People who own stores in Mississippi, drive on roads, send their children to public school or use any other state service will benefit from a Mississippi Department of Revenue decision this week.
It filed notice that starting Dec. 1 it will collect sales tax from online stores without a physical presence in the state who have sales of at least $250,000 per year in Mississippi.
That will help restore balance to a system that unfairly gave internet retailers a 7 percent price advantage over their brick-and-mortar competition.
Internet retailers contribute nothing to Mississippi communities. They don’t employ anyone. They don’t own land or buildings here so they don’t pay property taxes. They don’t sponsor youth sports teams. They don’t join the chamber of commerce. And up until recently, they didn’t pay the sales taxes that their competitors were required to extract from customers.
That’s un-American. The ideal of this country is to allow a free system where everyone operates under the same laws. Yet internet companies have avoided paying sales tax through an obscure 1992 U.S. Supreme Court opinion that said out-of-state merchants aren’t required to collect it.
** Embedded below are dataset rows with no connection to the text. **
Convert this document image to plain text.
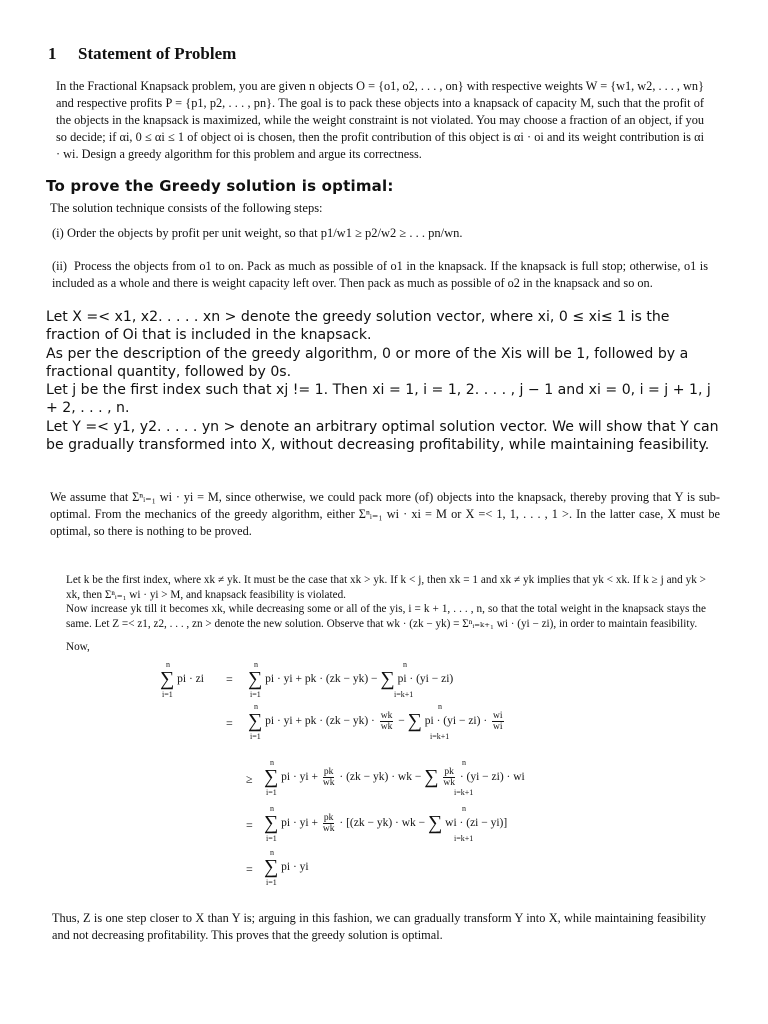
1 Statement of Problem
In the Fractional Knapsack problem, you are given n objects O = {o1, o2, . . . , on} with respective weights W = {w1, w2, . . . , wn} and respective profits P = {p1, p2, . . . , pn}. The goal is to pack these objects into a knapsack of capacity M, such that the profit of the objects in the knapsack is maximized, while the weight constraint is not violated. You may choose a fraction of an object, if you so decide; if αi, 0 ≤ αi ≤ 1 of object oi is chosen, then the profit contribution of this object is αi · oi and its weight contribution is αi · wi. Design a greedy algorithm for this problem and argue its correctness.
To prove the Greedy solution is optimal:
The solution technique consists of the following steps:
(i) Order the objects by profit per unit weight, so that p1/w1 ≥ p2/w2 ≥ . . . pn/wn.
(ii) Process the objects from o1 to on. Pack as much as possible of o1 in the knapsack. If the knapsack is full stop; otherwise, o1 is included as a whole and there is weight capacity left over. Then pack as much as possible of o2 in the knapsack and so on.

Let X =< x1, x2. . . . . xn > denote the greedy solution vector, where xi, 0 ≤ xi≤ 1 is the fraction of Oi that is included in the knapsack.

As per the description of the greedy algorithm, 0 or more of the Xis will be 1, followed by a fractional quantity, followed by 0s.

Let j be the first index such that xj != 1. Then xi = 1, i = 1, 2. . . . , j − 1 and xi = 0, i = j + 1, j + 2, . . . , n.

Let Y =< y1, y2. . . . . yn > denote an arbitrary optimal solution vector. We will show that Y can be gradually transformed into X, without decreasing profitability, while maintaining feasibility.

We assume that Σⁿᵢ₌₁ wi · yi = M, since otherwise, we could pack more (of) objects into the knapsack, thereby proving that Y is sub-optimal. From the mechanics of the greedy algorithm, either Σⁿᵢ₌₁ wi · xi = M or X =< 1, 1, . . . , 1 >. In the latter case, X must be optimal, so there is nothing to be proved.
Let k be the first index, where xk ≠ yk. It must be the case that xk > yk. If k < j, then xk = 1 and xk ≠ yk implies that yk < xk. If k ≥ j and yk > xk, then Σⁿᵢ₌₁ wi · yi > M, and knapsack feasibility is violated.
Now increase yk till it becomes xk, while decreasing some or all of the yis, i = k + 1, . . . , n, so that the total weight in the knapsack stays the same. Let Z =< z1, z2, . . . , zn > denote the new solution. Observe that wk · (zk − yk) = Σⁿᵢ₌ₖ₊₁ wi · (yi − zi), in order to maintain feasibility.
Now,
∑ pi · zi
n
i=1
= ∑ pi · yi + pk · (zk − yk) − ∑ pi · (yi − zi)
n
i=1
n
i=k+1
= ∑ pi · yi + pk · $(zk - yk) \cdot \frac{wk}{wk}$ − ∑ pi · $(yi - zi) \cdot \frac{wi}{wi}$
n
i=1
n
i=k+1
≥ ∑ pi · yi + $\frac{pk}{wk} \cdot (zk - yk)$ · wk − ∑ $\frac{pk}{wk} \cdot (yi - zi)$ · wi
n
i=1
n
i=k+1
= ∑ pi · yi + $\frac{pk}{wk} \cdot [(zk - yk)$ · wk − ∑ wi · (zi − yi)]
n
i=1
n
i=k+1
= ∑ pi · yi
n
i=1
Thus, Z is one step closer to X than Y is; arguing in this fashion, we can gradually transform Y into X, while maintaining feasibility and not decreasing profitability. This proves that the greedy solution is optimal.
Twenty-five years ago, U.S. Supreme Court justices nor anyone else could have anticipated what internet retailing would become. That ruling is hopelessly outdated and will eventually be overturned. The Associated Press reported Alabama, Tennessee, South Dakota, Massachusetts, Vermont and Wyoming are already challenging it, and by far the largest online seller, Amazon.com, has seen the writing on the wall and been proactive by agreeing to collect sales tax already in Mississippi and other states.
Even from other websites, the sales tax is still owed, even if the company doesn’t collect it; the buyer is supposed to keep up with how much they purchased and cut a check to the state. That makes tax cheats out of just about everyone who shops on the internet. The AP reported Mississippi only collected $250,000 in 2016 from consumers via that mechanism out of an estimated $100 million to $150 million per year that should be paid. That’s far less than 1 percent of what is owed.
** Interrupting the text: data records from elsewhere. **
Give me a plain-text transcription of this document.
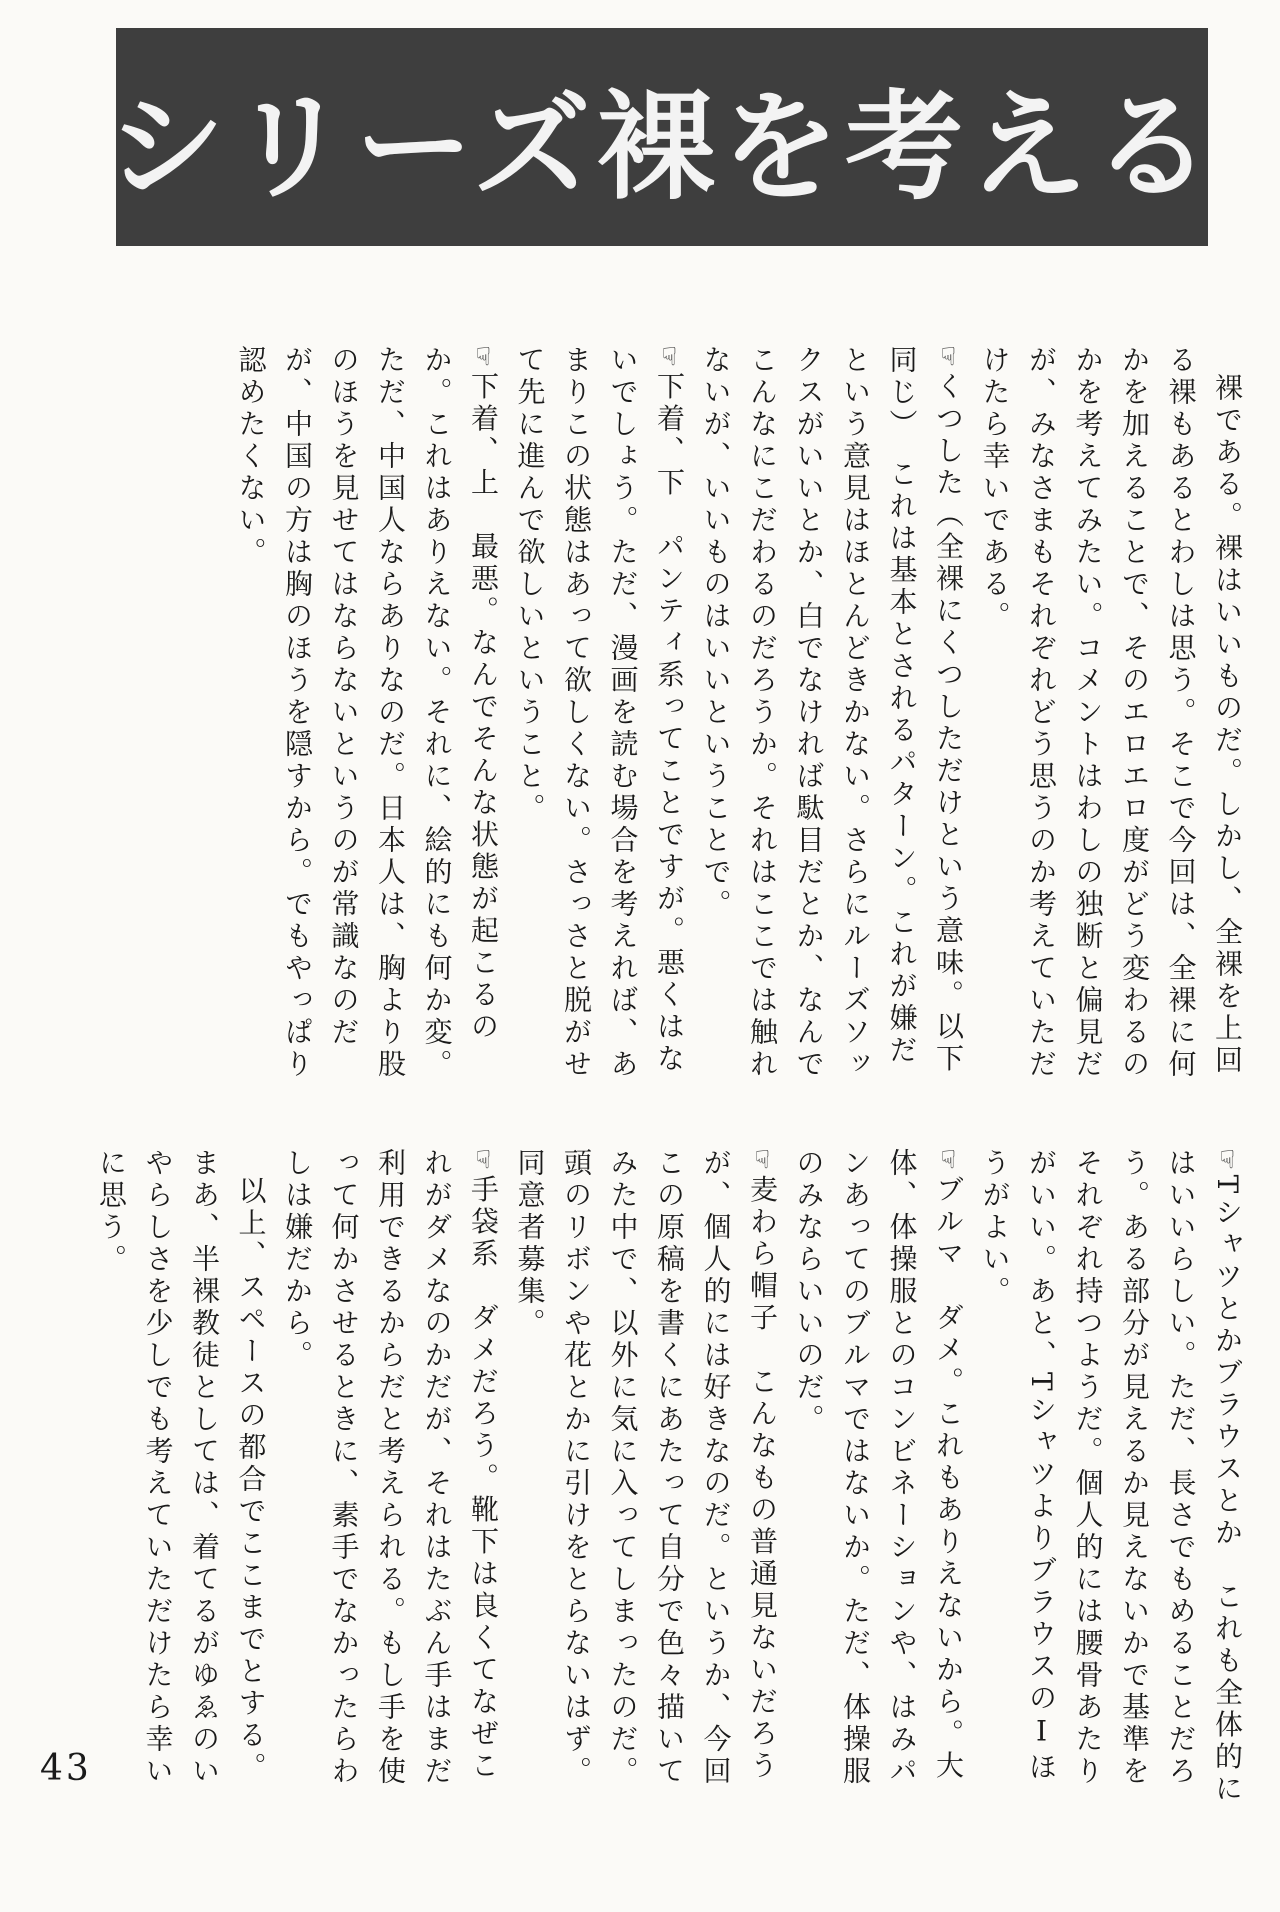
シリーズ裸を考える

裸である。裸はいいものだ。しかし、全裸を上回る裸もあるとわしは思う。そこで今回は、全裸に何かを加えることで、そのエロエロ度がどう変わるのかを考えてみたい。コメントはわしの独断と偏見だが、みなさまもそれぞれどう思うのか考えていただけたら幸いである。

☞くつした（全裸にくつしただけという意味。以下同じ）　これは基本とされるパターン。これが嫌だという意見はほとんどきかない。さらにルーズソックスがいいとか、白でなければ駄目だとか、なんでこんなにこだわるのだろうか。それはここでは触れないが、いいものはいいということで。

☞下着、下　パンティ系ってことですが。悪くはないでしょう。ただ、漫画を読む場合を考えれば、あまりこの状態はあって欲しくない。さっさと脱がせて先に進んで欲しいということ。

☞下着、上　最悪。なんでそんな状態が起こるのか。これはありえない。それに、絵的にも何か変。ただ、中国人ならありなのだ。日本人は、胸より股のほうを見せてはならないというのが常識なのだが、中国の方は胸のほうを隠すから。でもやっぱり認めたくない。

☞Tシャツとかブラウスとか　これも全体的にはいいらしい。ただ、長さでもめることだろう。ある部分が見えるか見えないかで基準をそれぞれ持つようだ。個人的には腰骨あたりがいい。あと、TシャツよりブラウスのⅠほうがよい。

☞ブルマ　ダメ。これもありえないから。大体、体操服とのコンビネーションや、はみパンあってのブルマではないか。ただ、体操服のみならいいのだ。

☞麦わら帽子　こんなもの普通見ないだろうが、個人的には好きなのだ。というか、今回この原稿を書くにあたって自分で色々描いてみた中で、以外に気に入ってしまったのだ。頭のリボンや花とかに引けをとらないはず。同意者募集。

☞手袋系　ダメだろう。靴下は良くてなぜこれがダメなのかだが、それはたぶん手はまだ利用できるからだと考えられる。もし手を使って何かさせるときに、素手でなかったらわしは嫌だから。

以上、スペースの都合でここまでとする。まあ、半裸教徒としては、着てるがゆゑのいやらしさを少しでも考えていただけたら幸いに思う。

43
This week’s decision by state Revenue Commissioner Herb Frierson helps collect that money that is already owed the state by simply requiring online stores to do the same thing as all other stores: Collect the sales tax on behalf of the state at the point of sale. At the same time, it helps local stores who have been hammered by internet competition. How is that a bad thing?
Spare us the righteous indignation about defying a U.S. Supreme Court ruling unless you’re also willing to do the same on abortion. That’s another area where the nation’s high court made an incorrect decision, and even though that decision remains the law of the land, it’s appropriate for states to challenge to get it overturned.
Even if Frierson’s decision causes a court challenge, which is expected, it’s a fight worth having.